Entre 2010 e 2025, a capacidade estática brasileira cresceu, em média, 2,8% ao ano, enquanto a produção avançou 5% ao ano, segundo levantamento do Observatório Nacional de Transporte e Logística, ligado à Infra S.A. Com base na produção de 2023/24, o estudo calculou um déficit potencial de 88,5 milhões de toneladas.
A situação varia fortemente entre as regiões. Naquele levantamento, o Sudeste apresentava capacidade equivalente a 126,8% da produção regional, beneficiado principalmente pela estrutura existente em São Paulo. O Sul atingia 88,2%. No Centro-Oeste, principal região produtora do país, a proporção caía para 57,9%. Nordeste e Norte apresentavam os menores índices, de 54,2% e 45%, respectivamente.
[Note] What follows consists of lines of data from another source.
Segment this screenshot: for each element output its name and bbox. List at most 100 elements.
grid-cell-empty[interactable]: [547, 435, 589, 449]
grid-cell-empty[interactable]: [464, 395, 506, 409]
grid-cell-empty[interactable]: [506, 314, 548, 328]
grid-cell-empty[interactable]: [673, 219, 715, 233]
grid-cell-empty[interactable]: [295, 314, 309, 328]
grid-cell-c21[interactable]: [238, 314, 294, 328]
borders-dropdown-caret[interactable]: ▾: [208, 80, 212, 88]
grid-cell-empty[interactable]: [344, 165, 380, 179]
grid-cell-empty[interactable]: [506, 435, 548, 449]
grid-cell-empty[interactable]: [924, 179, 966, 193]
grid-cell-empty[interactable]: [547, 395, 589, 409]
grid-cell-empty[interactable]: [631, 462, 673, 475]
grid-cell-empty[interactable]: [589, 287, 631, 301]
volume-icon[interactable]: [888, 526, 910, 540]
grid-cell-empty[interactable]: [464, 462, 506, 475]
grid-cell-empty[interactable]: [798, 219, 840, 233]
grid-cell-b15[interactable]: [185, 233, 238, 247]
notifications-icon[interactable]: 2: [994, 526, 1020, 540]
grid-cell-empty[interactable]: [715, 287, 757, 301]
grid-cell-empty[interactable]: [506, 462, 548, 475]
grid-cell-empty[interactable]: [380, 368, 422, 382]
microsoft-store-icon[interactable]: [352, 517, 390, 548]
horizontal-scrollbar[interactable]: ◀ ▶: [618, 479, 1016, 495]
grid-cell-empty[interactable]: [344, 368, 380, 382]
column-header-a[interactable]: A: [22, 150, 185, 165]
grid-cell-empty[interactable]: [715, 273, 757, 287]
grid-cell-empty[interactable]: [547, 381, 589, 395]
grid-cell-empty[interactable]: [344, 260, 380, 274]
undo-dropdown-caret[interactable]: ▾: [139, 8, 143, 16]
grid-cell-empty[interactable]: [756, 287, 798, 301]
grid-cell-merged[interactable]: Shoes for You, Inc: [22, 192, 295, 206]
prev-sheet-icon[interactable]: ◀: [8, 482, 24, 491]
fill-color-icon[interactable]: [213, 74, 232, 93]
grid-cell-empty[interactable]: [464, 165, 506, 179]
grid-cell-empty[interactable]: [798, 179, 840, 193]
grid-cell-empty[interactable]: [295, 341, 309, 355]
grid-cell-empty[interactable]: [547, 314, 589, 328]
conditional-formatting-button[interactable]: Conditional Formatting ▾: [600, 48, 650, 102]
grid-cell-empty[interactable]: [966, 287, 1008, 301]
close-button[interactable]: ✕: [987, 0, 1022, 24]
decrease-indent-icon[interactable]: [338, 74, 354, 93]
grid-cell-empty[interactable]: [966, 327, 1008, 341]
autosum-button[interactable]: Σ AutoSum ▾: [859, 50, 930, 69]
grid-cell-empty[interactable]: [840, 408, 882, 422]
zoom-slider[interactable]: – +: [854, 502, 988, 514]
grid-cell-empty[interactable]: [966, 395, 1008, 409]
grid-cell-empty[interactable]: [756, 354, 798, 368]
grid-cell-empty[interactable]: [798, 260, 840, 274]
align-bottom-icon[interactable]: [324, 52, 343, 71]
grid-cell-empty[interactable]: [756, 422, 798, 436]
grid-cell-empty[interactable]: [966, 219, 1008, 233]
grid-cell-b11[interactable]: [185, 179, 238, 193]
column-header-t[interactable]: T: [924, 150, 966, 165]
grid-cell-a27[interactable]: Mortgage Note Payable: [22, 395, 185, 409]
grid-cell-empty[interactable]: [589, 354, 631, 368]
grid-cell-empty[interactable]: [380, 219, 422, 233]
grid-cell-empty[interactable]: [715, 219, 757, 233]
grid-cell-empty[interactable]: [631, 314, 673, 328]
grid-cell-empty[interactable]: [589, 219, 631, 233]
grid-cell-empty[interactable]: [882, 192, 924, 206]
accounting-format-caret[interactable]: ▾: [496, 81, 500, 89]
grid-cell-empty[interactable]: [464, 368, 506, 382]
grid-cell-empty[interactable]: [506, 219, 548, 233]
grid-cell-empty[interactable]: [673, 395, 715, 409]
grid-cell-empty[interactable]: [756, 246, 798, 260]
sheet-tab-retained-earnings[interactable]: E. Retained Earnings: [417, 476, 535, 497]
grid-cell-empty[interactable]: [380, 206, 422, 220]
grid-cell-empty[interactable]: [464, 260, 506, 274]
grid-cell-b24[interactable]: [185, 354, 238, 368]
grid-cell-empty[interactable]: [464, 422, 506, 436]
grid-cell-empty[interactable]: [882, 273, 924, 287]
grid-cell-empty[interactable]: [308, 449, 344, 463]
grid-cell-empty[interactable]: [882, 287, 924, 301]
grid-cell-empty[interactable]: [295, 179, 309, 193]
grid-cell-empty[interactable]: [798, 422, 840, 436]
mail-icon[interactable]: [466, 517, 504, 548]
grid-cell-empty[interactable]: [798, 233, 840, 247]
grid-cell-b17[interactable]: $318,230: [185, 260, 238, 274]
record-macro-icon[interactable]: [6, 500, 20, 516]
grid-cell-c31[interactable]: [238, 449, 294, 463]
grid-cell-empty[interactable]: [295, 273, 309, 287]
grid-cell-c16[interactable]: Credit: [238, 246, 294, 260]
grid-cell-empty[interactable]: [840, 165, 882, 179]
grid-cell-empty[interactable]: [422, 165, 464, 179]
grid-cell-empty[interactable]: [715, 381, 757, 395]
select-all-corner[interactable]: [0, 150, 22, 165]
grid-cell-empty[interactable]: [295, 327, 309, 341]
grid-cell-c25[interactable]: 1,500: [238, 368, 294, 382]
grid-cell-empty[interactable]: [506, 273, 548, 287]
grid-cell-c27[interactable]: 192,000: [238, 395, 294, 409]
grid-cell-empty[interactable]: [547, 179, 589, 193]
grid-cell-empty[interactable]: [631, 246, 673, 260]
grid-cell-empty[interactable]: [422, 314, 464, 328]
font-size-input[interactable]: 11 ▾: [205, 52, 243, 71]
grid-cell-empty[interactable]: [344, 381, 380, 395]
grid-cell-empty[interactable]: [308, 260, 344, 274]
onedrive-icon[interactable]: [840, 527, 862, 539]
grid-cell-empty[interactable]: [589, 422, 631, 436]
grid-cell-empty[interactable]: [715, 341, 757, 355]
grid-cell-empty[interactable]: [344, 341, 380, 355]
Mato Grosso mostra com clareza essa contradição. O Estado possui a maior capacidade instalada do Brasil, com 64,2 milhões de toneladas, segundo o dado mais recente do IBGE. Mesmo assim, por liderar a produção nacional de soja e milho, apresentou no estudo da Infra S.A. a maior necessidade absoluta de armazenagem, estimada em aproximadamente 40,9 milhões de toneladas.
Goiás aparecia com carência próxima de 13 milhões de toneladas. Bahia, Maranhão, Tocantins e Piauí também estavam entre os pontos de maior pressão, refletindo o crescimento da produção em áreas nas quais a infraestrutura não avançou na mesma velocidade. No Sul, apesar da situação comparativamente melhor, Paraná e Rio Grande do Sul ainda registravam insuficiência de capacidade.
Para o produtor, o silo próprio pode reduzir a dependência de armazéns de terceiros, evitar filas durante a colheita e permitir que a venda seja feita em um momento mais favorável. A estrutura também pode diminuir gastos com transporte emergencial e perdas de qualidade.
A decisão exige, porém, um cálculo que vá além da taxa de juros. Construção, secagem, energia, manutenção, seguro, mão de obra, licenciamento e capacidade de utilização ao longo do ano interferem no retorno do investimento. Com as condições já divulgadas, o próximo passo será a abertura efetiva das contratações pelo BNDES.